Unfortunately, a lot of this stuff is far away from being usable in mainstream performance-critical contexts, so as of today C and Zig are still probably better than their functional counterparts as of now, but I think there should be a greater alliance between our two disparate factions of computer science to improve software quality.

quick addendum:
People here are some of the few that understand the flaws of RAII. Personally, I'm not satisfied with settling with unsafety, I want to have my cake and eat it too. What I see as the future is linear types. If we can have initialized memory and uninitialized memory as separate types where one gets consumed on initialization that is ideal. ATS has this, Idris has this, and Haskell is adding this, but Haskell and Idris are not particularly high-performance languages (although in my opinion, Idris has the potential to be if more effort is put into it), and no one uses ATS.

Edited by oddisyes on January 1, 2021, 9:20pm

Miles

#23787

January 2, 2021

One thing I will note about the SoA/AoS case (other than that, as far as I know, it is actually no longer part of the type system and is now achieved through metaprogramming instead) is that it doesn't give the optimizer any extra information - rather, it gives the programmer more control over the generated code (which is already applied before it reaches the optimizer).

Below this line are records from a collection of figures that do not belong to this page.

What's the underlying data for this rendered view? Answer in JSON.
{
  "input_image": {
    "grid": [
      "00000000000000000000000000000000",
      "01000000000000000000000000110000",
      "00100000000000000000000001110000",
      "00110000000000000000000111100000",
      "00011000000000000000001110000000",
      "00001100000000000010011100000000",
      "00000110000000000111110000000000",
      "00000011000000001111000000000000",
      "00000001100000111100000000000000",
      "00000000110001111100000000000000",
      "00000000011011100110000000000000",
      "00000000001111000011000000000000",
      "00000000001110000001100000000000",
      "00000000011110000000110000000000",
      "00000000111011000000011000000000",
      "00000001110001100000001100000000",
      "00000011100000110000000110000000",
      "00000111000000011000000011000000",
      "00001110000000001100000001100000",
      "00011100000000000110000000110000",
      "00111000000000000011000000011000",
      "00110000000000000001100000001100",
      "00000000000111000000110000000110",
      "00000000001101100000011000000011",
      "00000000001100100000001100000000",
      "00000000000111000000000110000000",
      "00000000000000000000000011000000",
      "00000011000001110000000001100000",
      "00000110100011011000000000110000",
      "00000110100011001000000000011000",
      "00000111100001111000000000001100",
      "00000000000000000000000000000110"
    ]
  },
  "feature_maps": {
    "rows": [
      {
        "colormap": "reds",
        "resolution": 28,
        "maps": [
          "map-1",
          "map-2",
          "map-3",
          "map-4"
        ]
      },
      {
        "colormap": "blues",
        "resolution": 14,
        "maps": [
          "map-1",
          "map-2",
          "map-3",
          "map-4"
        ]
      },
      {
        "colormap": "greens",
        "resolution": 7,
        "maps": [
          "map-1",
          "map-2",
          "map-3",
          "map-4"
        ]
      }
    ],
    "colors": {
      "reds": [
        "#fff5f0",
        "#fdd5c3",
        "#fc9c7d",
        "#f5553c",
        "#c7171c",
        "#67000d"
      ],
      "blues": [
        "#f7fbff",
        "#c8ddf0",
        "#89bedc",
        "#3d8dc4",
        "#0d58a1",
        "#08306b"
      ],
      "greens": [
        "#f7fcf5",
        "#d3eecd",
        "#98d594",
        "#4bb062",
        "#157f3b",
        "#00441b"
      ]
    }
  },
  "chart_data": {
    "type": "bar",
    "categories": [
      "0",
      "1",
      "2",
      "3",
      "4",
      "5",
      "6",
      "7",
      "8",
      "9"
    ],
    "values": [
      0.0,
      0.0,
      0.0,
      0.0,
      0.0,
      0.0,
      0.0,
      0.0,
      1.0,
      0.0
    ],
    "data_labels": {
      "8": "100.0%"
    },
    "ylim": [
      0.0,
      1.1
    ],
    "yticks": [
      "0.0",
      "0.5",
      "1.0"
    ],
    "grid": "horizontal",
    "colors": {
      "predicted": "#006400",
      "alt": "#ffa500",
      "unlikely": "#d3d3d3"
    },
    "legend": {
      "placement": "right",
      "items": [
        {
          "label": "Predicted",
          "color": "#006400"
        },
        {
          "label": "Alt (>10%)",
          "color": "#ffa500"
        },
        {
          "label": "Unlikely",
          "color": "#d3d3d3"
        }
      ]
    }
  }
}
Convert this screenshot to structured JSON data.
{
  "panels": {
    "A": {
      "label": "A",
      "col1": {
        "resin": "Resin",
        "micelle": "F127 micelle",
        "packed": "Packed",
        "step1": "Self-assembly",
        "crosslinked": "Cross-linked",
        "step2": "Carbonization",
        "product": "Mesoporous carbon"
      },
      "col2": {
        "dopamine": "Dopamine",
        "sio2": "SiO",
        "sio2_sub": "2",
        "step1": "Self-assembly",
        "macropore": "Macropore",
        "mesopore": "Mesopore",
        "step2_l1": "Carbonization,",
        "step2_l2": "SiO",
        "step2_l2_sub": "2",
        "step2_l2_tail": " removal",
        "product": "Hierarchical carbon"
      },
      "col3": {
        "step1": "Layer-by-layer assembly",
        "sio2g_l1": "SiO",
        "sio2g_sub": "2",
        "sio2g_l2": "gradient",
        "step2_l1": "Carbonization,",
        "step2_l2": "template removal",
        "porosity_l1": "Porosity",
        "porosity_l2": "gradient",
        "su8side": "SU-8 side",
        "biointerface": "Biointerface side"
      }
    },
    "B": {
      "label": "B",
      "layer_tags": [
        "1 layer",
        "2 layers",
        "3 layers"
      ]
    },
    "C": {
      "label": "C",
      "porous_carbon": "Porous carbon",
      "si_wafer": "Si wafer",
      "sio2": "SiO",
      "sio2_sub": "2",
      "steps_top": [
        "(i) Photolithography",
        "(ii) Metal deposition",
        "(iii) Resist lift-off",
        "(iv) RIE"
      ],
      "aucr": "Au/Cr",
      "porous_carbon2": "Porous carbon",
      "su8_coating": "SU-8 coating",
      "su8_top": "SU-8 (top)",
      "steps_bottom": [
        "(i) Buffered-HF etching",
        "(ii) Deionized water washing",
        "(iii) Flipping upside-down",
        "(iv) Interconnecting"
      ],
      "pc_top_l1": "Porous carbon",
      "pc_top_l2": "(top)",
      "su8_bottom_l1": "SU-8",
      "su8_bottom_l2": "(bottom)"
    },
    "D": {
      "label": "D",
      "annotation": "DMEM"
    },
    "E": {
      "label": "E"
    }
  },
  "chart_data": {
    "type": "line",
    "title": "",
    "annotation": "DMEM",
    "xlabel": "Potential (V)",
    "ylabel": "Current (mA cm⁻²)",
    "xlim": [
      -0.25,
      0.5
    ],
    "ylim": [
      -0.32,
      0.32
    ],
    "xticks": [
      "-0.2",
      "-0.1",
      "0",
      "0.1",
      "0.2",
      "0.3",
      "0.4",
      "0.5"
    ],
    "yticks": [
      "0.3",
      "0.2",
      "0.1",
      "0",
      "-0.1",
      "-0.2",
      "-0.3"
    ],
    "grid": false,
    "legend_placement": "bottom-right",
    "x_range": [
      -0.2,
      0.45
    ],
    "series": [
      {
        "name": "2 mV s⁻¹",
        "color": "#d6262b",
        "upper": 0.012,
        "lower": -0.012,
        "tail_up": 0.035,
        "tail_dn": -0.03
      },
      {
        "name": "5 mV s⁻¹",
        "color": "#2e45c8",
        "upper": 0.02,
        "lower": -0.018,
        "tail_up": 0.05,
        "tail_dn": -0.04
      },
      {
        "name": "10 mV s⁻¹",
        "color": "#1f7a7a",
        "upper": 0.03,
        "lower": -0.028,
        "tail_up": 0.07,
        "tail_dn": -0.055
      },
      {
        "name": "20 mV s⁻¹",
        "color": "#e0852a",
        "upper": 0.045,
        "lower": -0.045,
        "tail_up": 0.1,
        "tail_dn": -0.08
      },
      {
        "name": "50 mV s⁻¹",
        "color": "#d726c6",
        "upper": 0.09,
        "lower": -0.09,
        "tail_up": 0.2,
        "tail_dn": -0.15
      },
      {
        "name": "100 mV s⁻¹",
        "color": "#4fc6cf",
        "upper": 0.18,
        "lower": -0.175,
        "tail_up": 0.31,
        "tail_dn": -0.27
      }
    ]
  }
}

The "pipe programming" example you give is similar - the point is that you have control over how operations on the data are grouped into different passes. It's not about giving the optimizer more information.

oddisyes

#23788

January 2, 2021

The AOS/SOA metaprogramming is an example of what I am talking about. You are providing the information that this code will run faster with SOA. The pipe operation also gives the compiler extra information. By programming in a "pipe style" instead of performing a series of function calls you limit the way you can interact with the data. This means that the compiler knows that it can perform certain operations without breaking the semantics of your program. Basically, compilers have to be conservative unless you give them some sort of guarantee that certain optimizations will not break the semantics of your code. By limiting your capabilities when those capabilities are unnecessary you allow for further optimization. This is how Rust can sometimes beat C in contrived microbenchmarks. This is also why languages that expand the capabilities of normal functions (for example with exceptions) end up paying for those features even when they don't use them.

One more thing that might interest you guys although I know GCs are considered sacrilege around these parts is this pauseless GC that a guy I know is working on that leverages extra type information. (The actual codebase can be found on his account).

Edited by oddisyes on January 2, 2021, 3:33am

Miles

#23789

January 2, 2021

I think you are misunderstanding how these features are implemented by the compiler. In the SoA/AoS case, for example, the compiler runs a metaprogram which translates the structure of a particular array, and any accesses to that array, into a different form. However this happens before codegen, meaning that the optimizer has no idea whatsoever that this was the result of a metaprogram. It gets no extra information. As far as it can tell, the results of a refactor via metaprogramming and the results of an equivalent refactor done by hand are indistinguishable. The SoA-enabling language features don't help the optimizer at all, they are purely a convenience for the programmer to be able to quickly and easily carry out a refactor which would be very tedious and error-prone to do by hand. The reason it is good for performance is because making performance-oriented refactors a lot easier will make programmers do them a lot more often.

The pipe programming style features you mentioned (or at least, any sane implementation of them) are similar. The optimizer doesn't know about them, they are just a way to make a common refactor - combining and splitting loops - more convenient in some cases.